Crime Library: Criminal Minds and Methods

THE ALGER HISS CASE

A Nemesis Named Nixon

There was at least one on the Committee, however, who thought that Hiss was lying. That person was a young, ambitious but, at the time, little-known first term Congressman from California named Richard Nixon.

Nixon had been born in Yorba Linda, California in 1913, the second of five sons of Francis and Hannah Nixon. When he was nine years old, the family moved to Whittier where his father operated a gas station and grocery. Hannah Nixon was a devout Quaker and raised her sons in the Society of Friends church.

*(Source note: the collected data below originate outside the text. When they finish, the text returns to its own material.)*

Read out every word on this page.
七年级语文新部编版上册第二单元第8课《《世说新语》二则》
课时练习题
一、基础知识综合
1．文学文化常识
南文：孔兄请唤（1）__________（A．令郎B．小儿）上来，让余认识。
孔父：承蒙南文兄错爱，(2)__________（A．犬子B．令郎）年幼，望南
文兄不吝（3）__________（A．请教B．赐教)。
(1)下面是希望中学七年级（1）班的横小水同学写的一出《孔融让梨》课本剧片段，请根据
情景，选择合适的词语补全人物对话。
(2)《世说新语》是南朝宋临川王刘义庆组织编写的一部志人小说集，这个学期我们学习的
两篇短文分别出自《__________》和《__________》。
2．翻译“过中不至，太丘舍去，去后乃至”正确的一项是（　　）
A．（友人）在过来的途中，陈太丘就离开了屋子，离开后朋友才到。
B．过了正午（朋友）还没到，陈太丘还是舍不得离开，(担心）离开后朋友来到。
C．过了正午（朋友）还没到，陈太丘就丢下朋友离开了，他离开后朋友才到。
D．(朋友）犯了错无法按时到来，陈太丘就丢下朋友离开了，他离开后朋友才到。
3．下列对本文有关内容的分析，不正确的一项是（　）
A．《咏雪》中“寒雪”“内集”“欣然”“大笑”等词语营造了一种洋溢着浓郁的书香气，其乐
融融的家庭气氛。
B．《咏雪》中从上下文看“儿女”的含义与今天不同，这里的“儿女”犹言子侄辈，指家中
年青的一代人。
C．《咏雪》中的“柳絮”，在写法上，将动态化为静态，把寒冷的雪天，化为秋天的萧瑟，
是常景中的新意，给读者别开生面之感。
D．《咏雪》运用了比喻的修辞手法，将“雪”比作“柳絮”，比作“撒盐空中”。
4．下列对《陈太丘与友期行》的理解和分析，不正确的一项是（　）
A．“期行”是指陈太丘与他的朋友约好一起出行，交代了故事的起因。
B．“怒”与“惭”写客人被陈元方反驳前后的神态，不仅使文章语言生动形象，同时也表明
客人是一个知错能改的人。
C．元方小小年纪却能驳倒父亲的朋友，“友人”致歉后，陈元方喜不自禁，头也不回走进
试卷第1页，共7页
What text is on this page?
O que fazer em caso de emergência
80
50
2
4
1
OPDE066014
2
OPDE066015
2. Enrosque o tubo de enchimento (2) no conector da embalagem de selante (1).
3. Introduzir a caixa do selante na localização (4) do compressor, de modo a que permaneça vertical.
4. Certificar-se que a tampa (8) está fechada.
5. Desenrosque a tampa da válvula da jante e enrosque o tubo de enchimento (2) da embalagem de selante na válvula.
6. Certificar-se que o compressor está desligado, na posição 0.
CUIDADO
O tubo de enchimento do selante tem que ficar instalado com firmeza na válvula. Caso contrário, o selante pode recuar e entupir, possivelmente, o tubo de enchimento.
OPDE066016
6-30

As a young adult, Nixon attended Whittier College, where he became known for his debating skills and was active in student politics. He attended Duke University Law School and practiced law after he graduated.

Richard Nixon had talent as an actor and enjoyed appearing in community theater productions. It was there that he met the lovely, blonde Thelma Ryan, called "Pat," and was instantly smitten. The couple married in 1940 and their family soon included two daughters, Tricia and Julie.

In 1942, Nixon worked in the tire-rationing section of the Office of Price Administration. Then, despite the pacifism of the Quaker religion in which he had been reared, Nixon went into the Navy to help fight the Second World War. He served in the Pacific as a lieutenant.

He was elected to Congress as a Republican in 1946. He had challenged incumbent Jerry Voorhis, a Democrat known for his enthusiastic support of FDR's New Deal. Nixon waged an energetic and aggressive campaign. It was also, in the opinion of more than a few of the fledgling politician's critics, a dirty campaign. In debates and campaign literature, he depicted Voorhis as being in the pocket of the Political Action Committee (PAC) of the Congress of Industrial Organizations (CIO). Nixon alleged that PAC was full of Communists. The PAC had endorsed Voorhis and, although he asked them to withdraw their endorsement, it became an embarrassment to the incumbent that helped Nixon get elected.

Throughout his career, Richard Nixon impressed observers as a driven man self-conscious about his humble origins. He was often described as "tense." His was not the momentary tension of someone in a stressful situation but a kind of deep-seated uncertainty about himself. Perhaps this anxiety about himself caused him to be very suspicious of others.

In Hiss's case, Nixon may have been right to be suspicious.

Richard Nixon was a superb amateur actor and an excellent bluffer at poker, a game he loved. Like most politicians, he had been an attorney and frequently observed witnesses testifying in court. His well-honed sense for such things told him that Hiss was bluffing.

Writing in Six Crises, Nixon noted that, "those who are lying or trying to cover up something generally make a common mistake they tend to overact, to overstate their case." Furthermore, the manner in which he qualified his answers, saying "the name" Whittaker Chambers "means absolutely nothing to me," while never stating "categorically that he did not know" the man, indicated to Nixon that Hiss was hiding something.

HUAC formed a subcommittee for the specific purpose of trying to ferret out whether Chambers or Hiss was telling the truth. That subcommittee was composed of three men: Louisiana's Edward Hébert, Pennsylvania's John McDowell, and California's Nixon.

They met privately with Chambers and grilled him. Chambers told them that Hiss was not lying when he said, "The name Whittaker Chambers means nothing to me" because Hiss had known Chambers only by his "Party" name of Carl. He had used no last name in his association with the Hisses.

Chambers recalled a wealth of domestic detail about his former comrades some of it wrong. As recounted in Crimes of the Century by Gilbert Geis and Leigh B. Bienen, "Hiss, for instance, was four inches taller than Chambers said he was, was not a teetotaler, and neither he nor his friends ever called Priscilla [Hiss] 'Dilly,' as Chambers testified they did." However, as the authors note, Chambers was remembering events of more than a decade previous and would be expected to get some things confused.

About many details of day-to-day living by the Hiss family, Chambers was right on target. He remembered correctly that Alger called Priscilla "Prossy" and that Priscilla called Alger, "Hilly" and that the family had a cocker spaniel. The Hisses, Chambers said, were both amateur ornithologists (birdwatchers) as Chambers himself was. A big moment in the Hiss's life occurred, according to Whittaker, when the two of them spotted a prothonotary warbler, a rare sort of avian.

Priscilla Hiss was a nervous woman, Chambers recalled, who tended to blush beet red when embarrassed, angry, or just excited. She had also been a member of the Quaker denomination and, in intimate settings, would use the Quaker "plain speech" of thees, thous, and thys. This particular memory smacked of truth to Richard Nixon whose own mother used the plain speech only in private when talking with loved ones like her own mother or her sisters.